Saturday, January 26, 2013

Sundance ’13: Linsanity


The post-Ewing era has been tough for Knicks fans.  Time and again they have watched the organization bring in over-priced under-performing free agents, assembling a mismatched Frankenstein team with no room to maneuver under the salary cap.  The only hope was for an unheralded bench player to explode out of nowhere.  In February 2012, Jeremy Lin answered Knick fans’ prayers.  Evan Jackson Leong follows his long hard road to overnight success in Linsanity (trailer here), which screens during the 2013 Sundance Film Festival.

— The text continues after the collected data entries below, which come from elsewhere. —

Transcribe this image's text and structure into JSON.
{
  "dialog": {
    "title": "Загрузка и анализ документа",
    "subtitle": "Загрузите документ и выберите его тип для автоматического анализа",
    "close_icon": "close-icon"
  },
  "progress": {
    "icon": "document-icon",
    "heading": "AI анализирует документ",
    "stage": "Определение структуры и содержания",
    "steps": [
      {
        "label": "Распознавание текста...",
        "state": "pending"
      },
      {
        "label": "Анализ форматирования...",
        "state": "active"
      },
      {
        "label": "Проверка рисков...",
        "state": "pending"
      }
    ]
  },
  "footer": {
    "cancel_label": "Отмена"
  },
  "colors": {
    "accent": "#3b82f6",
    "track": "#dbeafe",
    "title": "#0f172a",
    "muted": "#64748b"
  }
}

There are not a lot of undrafted Harvard alumni playing in the NBA.  Lin is one.  He is also obviously Asian American—a fact many in the professional basketball establishment have trouble getting a handle on (to put it generously).  In fact, Lin faced adversity at every stage of the game.  Casual fans might be surprised to learn Lin’s prep career ended with a Hoosiers like upset state championship, largely powered by his playmaking.  Yet, despite his stats, Lin was never recruited by a NCAA program.

Leong probably should win this year’s right-place-at-the-right-time award at Sundance, having begun to document Lin well before he became a Garden sensation in that fateful February.  Clearly, he won over the trust of Lin as well as the player’s parents and brothers.  As a result, viewers get an intimate look at the central roles Lin’s close relationships with his family and his Christian faith play in his day-to-day life.  In a sport filled with show-boaters, Lin emerges as one of the good guys.

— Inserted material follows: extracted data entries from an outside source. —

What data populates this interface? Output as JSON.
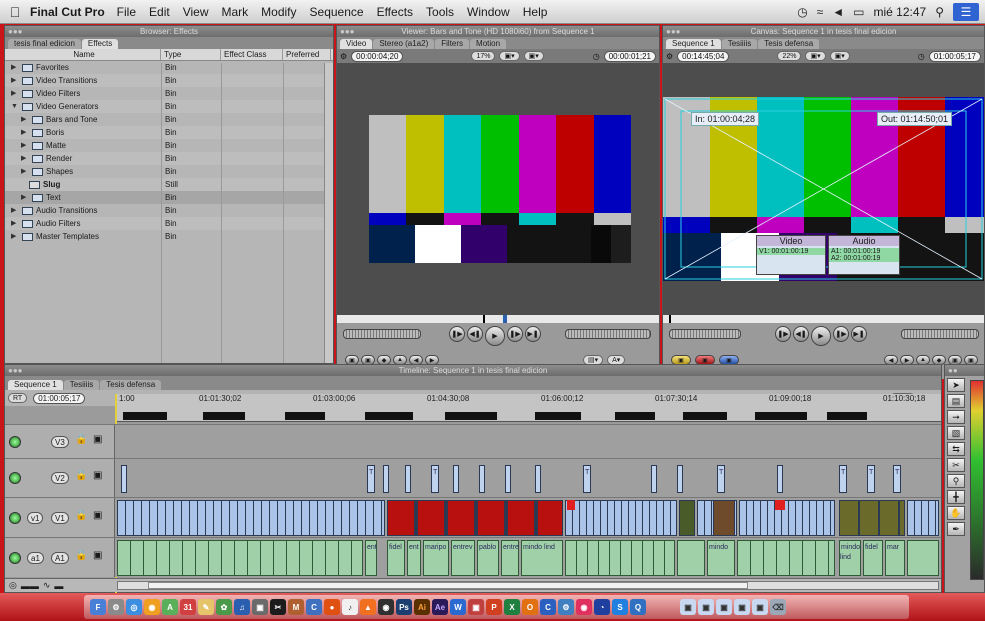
{
  "menubar": {
    "app_name": "Final Cut Pro",
    "menus": [
      "File",
      "Edit",
      "View",
      "Mark",
      "Modify",
      "Sequence",
      "Effects",
      "Tools",
      "Window",
      "Help"
    ],
    "clock": "mié 12:47"
  },
  "browser": {
    "title": "Browser: Effects",
    "tabs": [
      "tesis final edicion",
      "Effects"
    ],
    "columns": [
      "Name",
      "Type",
      "Effect Class",
      "Preferred"
    ],
    "rows": [
      {
        "name": "Favorites",
        "type": "Bin"
      },
      {
        "name": "Video Transitions",
        "type": "Bin"
      },
      {
        "name": "Video Filters",
        "type": "Bin"
      },
      {
        "name": "Video Generators",
        "type": "Bin"
      },
      {
        "name": "Bars and Tone",
        "type": "Bin"
      },
      {
        "name": "Boris",
        "type": "Bin"
      },
      {
        "name": "Matte",
        "type": "Bin"
      },
      {
        "name": "Render",
        "type": "Bin"
      },
      {
        "name": "Shapes",
        "type": "Bin"
      },
      {
        "name": "Slug",
        "type": "Still"
      },
      {
        "name": "Text",
        "type": "Bin"
      },
      {
        "name": "Audio Transitions",
        "type": "Bin"
      },
      {
        "name": "Audio Filters",
        "type": "Bin"
      },
      {
        "name": "Master Templates",
        "type": "Bin"
      }
    ]
  },
  "viewer": {
    "title": "Viewer: Bars and Tone (HD 1080i60) from Sequence 1",
    "tabs": [
      "Video",
      "Stereo (a1a2)",
      "Filters",
      "Motion"
    ],
    "timecode_current": "00:00:04;20",
    "zoom": "17%",
    "timecode_duration": "00:00:01;21"
  },
  "canvas": {
    "title": "Canvas: Sequence 1 in tesis final edicion",
    "tabs": [
      "Sequence 1",
      "Tesiiiis",
      "Tesis defensa"
    ],
    "timecode_current": "00:14:45;04",
    "zoom": "22%",
    "timecode_duration": "01:00:05;17",
    "in_point": "In: 01:00:04;28",
    "out_point": "Out: 01:14:50;01",
    "overlay_video_label": "Video",
    "overlay_audio_label": "Audio",
    "overlay_v1": "V1: 00:01:00:19",
    "overlay_a1": "A1: 00:01:00:19",
    "overlay_a2": "A2: 00:01:00:19"
  },
  "timeline": {
    "title": "Timeline: Sequence 1 in tesis final edicion",
    "tabs": [
      "Sequence 1",
      "Tesiiiis",
      "Tesis defensa"
    ],
    "rt_label": "RT",
    "timecode": "01:00:05;17",
    "ruler_ticks": [
      "1:00",
      "01:01:30;02",
      "01:03:00;06",
      "01:04:30;08",
      "01:06:00;12",
      "01:07:30;14",
      "01:09:00;18",
      "01:10:30;18"
    ],
    "tracks": {
      "v3": {
        "source": "",
        "target": "V3"
      },
      "v2": {
        "source": "",
        "target": "V2"
      },
      "v1": {
        "source": "v1",
        "target": "V1"
      },
      "a1": {
        "source": "a1",
        "target": "A1"
      }
    },
    "audio_clip_labels": [
      "ent",
      "fidel",
      "ent",
      "maripo",
      "entrev",
      "pablo",
      "entre",
      "mindo lind",
      "mindo",
      "fidel",
      "mar"
    ],
    "text_clip_labels": [
      "T",
      "T",
      "T",
      "T",
      "T",
      "T",
      "T"
    ]
  },
  "colors": {
    "desktop": "#c9141a",
    "selection": "#3b6fd6",
    "video_clip": "#a9c4e8",
    "audio_clip": "#9fd0a8"
  }
}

However, Leong seems a little too diplomatic in his coverage of the many problematic responses to the sudden outbreak of “Linsanity,” as it was soon dubbed.  While the filmmaker lumps it all together, there seemed to be a peculiar resentment from some commentators, reflecting an attitude of racial proprietorship over the game of basketball that allowed for goofy looking Euro players like Dirk Nowitzki but not homegrown Taiwanese-American talent like Lin.  Those are indeed torturous waters to navigate, so Leong understandably takes the better part of valor.  Still, he forthrightly addresses the overtly racist taunting directed at Lin from supposedly tolerant Ivy Leaguers during his Harvard away games.

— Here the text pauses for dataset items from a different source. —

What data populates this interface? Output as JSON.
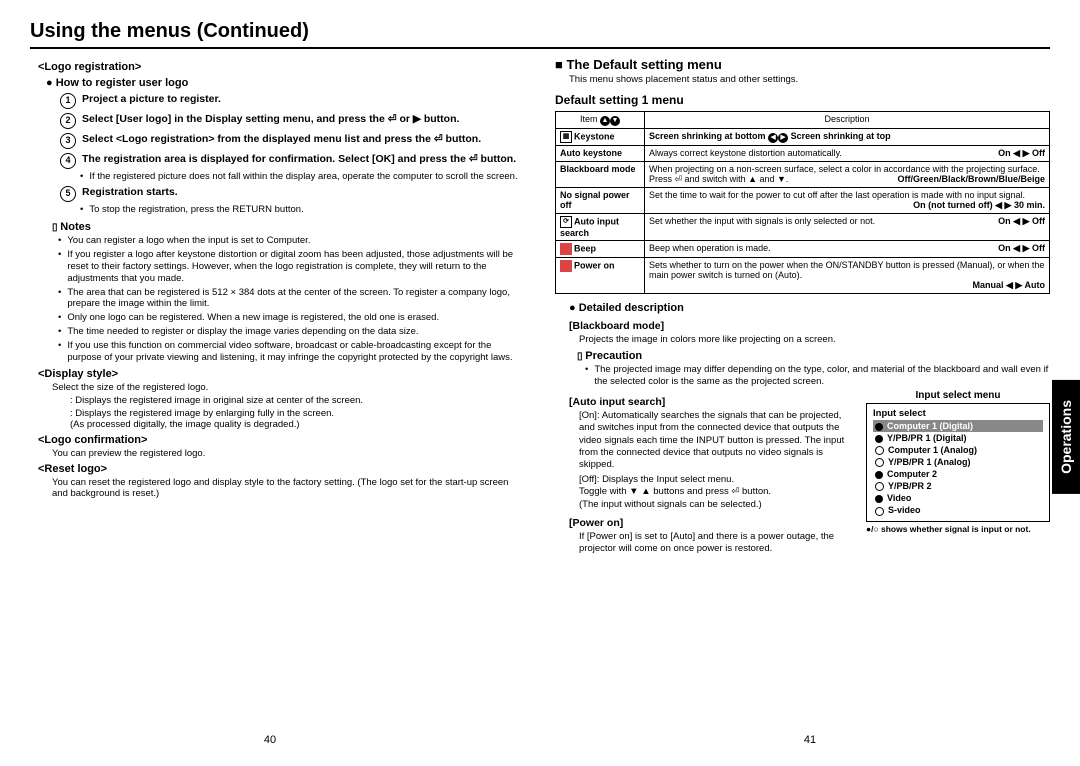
{
  "header": {
    "title": "Using the menus (Continued)"
  },
  "left": {
    "logo_reg": "<Logo registration>",
    "how_to": "How to register user logo",
    "step1": "Project a picture to register.",
    "step2": "Select [User logo] in the Display setting menu, and press the ⏎ or ▶ button.",
    "step3": "Select <Logo registration> from the displayed menu list and press the ⏎ button.",
    "step4": "The registration area is displayed for confirmation. Select [OK] and press the ⏎ button.",
    "step4_note": "If the registered picture does not fall within the display area, operate the computer to scroll the screen.",
    "step5": "Registration starts.",
    "step5_note": "To stop the registration, press the RETURN button.",
    "notes_head": "Notes",
    "notes": [
      "You can register a logo when the input is set to Computer.",
      "If you register a logo after keystone distortion or digital zoom has been adjusted, those adjustments will be reset to their factory settings. However, when the logo registration is complete, they will return to the adjustments that you made.",
      "The area that can be registered is 512 × 384 dots at the center of the screen. To register a company logo, prepare the image within the limit.",
      "Only one logo can be registered. When a new image is registered, the old one is erased.",
      "The time needed to register or display the image varies depending on the data size.",
      "If you use this function on commercial video software, broadcast or cable-broadcasting except for the purpose of your private viewing and listening, it may infringe the copyright protected by the copyright laws."
    ],
    "display_style": "<Display style>",
    "display_style_sub": "Select the size of the registered logo.",
    "ds1": ": Displays the registered image in original size at center of the screen.",
    "ds2": ": Displays the registered image by enlarging fully in the screen.",
    "ds2_paren": "(As processed digitally, the image quality is degraded.)",
    "logo_conf": "<Logo confirmation>",
    "logo_conf_sub": "You can preview the registered logo.",
    "reset_logo": "<Reset logo>",
    "reset_logo_sub": "You can reset the registered logo and display style to the factory setting. (The logo set for the start-up screen and background is reset.)"
  },
  "right": {
    "section_title": "The Default setting menu",
    "section_sub": "This menu shows placement status and other settings.",
    "subtitle": "Default setting 1 menu",
    "table_header": {
      "item": "Item",
      "desc": "Description"
    },
    "rows": {
      "keystone": {
        "label": "Keystone",
        "desc_left": "Screen shrinking at bottom",
        "desc_right": "Screen shrinking at top"
      },
      "auto_keystone": {
        "label": "Auto keystone",
        "desc": "Always correct keystone distortion automatically.",
        "right": "On ◀ ▶ Off"
      },
      "blackboard": {
        "label": "Blackboard mode",
        "desc1": "When projecting on a non-screen surface, select a color in accordance with the projecting surface.",
        "desc2_left": "Press ⏎ and switch with ▲ and ▼.",
        "desc2_right": "Off/Green/Black/Brown/Blue/Beige"
      },
      "nosignal": {
        "label": "No signal power off",
        "desc": "Set the time to wait for the power to cut off after the last operation is made with no input signal.",
        "right": "On (not turned off) ◀ ▶ 30 min."
      },
      "autoinput": {
        "label": "Auto input search",
        "desc": "Set whether the input with signals is only selected or not.",
        "right": "On ◀ ▶ Off"
      },
      "beep": {
        "label": "Beep",
        "desc": "Beep when operation is made.",
        "right": "On ◀ ▶ Off"
      },
      "poweron": {
        "label": "Power on",
        "desc": "Sets whether to turn on the power when the ON/STANDBY button is pressed (Manual), or when the main power switch is turned on (Auto).",
        "right": "Manual ◀ ▶ Auto"
      }
    },
    "detailed": "Detailed description",
    "blackboard_head": "[Blackboard mode]",
    "blackboard_body": "Projects the image in colors more like projecting on a screen.",
    "precaution": "Precaution",
    "precaution_text": "The projected image may differ depending on the type, color, and material of the blackboard and wall even if the selected color is the same as the projected screen.",
    "autoinput_head": "[Auto input search]",
    "autoinput_on": "[On]: Automatically searches the signals that can be projected, and switches input from the connected device that outputs the video signals each time the INPUT button is pressed. The input from the connected device that outputs no video signals is skipped.",
    "autoinput_off_label": "[Off]:",
    "autoinput_off_1": "Displays the Input select menu.",
    "autoinput_off_2": "Toggle with ▼ ▲ buttons and press ⏎ button.",
    "autoinput_off_3": "(The input without signals can be selected.)",
    "poweron_head": "[Power on]",
    "poweron_body": "If [Power on] is set to [Auto] and there is a power outage, the projector will come on once power is restored.",
    "input_menu": {
      "title": "Input select menu",
      "head": "Input select",
      "items": [
        {
          "mark": "filled",
          "label": "Computer 1 (Digital)",
          "sel": true
        },
        {
          "mark": "filled",
          "label": "Y/PB/PR 1 (Digital)"
        },
        {
          "mark": "empty",
          "label": "Computer 1 (Analog)"
        },
        {
          "mark": "empty",
          "label": "Y/PB/PR 1 (Analog)"
        },
        {
          "mark": "filled",
          "label": "Computer 2"
        },
        {
          "mark": "empty",
          "label": "Y/PB/PR 2"
        },
        {
          "mark": "filled",
          "label": "Video"
        },
        {
          "mark": "empty",
          "label": "S-video"
        }
      ],
      "note": "●/○ shows whether signal is input or not."
    }
  },
  "sidetab": "Operations",
  "pages": {
    "left": "40",
    "right": "41"
  }
}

Linsanity pulls off the near impossible, getting viewers to root for a Harvard grad.  He captures the electric excitement that swept through New York, re-awakening the City’s passion for basketball.  It was short, but intense and we still appreciate Lin for it.  Even those who do not follow the NBA will understand why after watching Leong’s doc.  Recommended for basketball fans and those who enjoy Horatio Alger stories, Linsanity screens again today (1/26) in Park City and tomorrow (1/27) in Salt Lake as a Documentary Premiere selection at this year’s Sundance.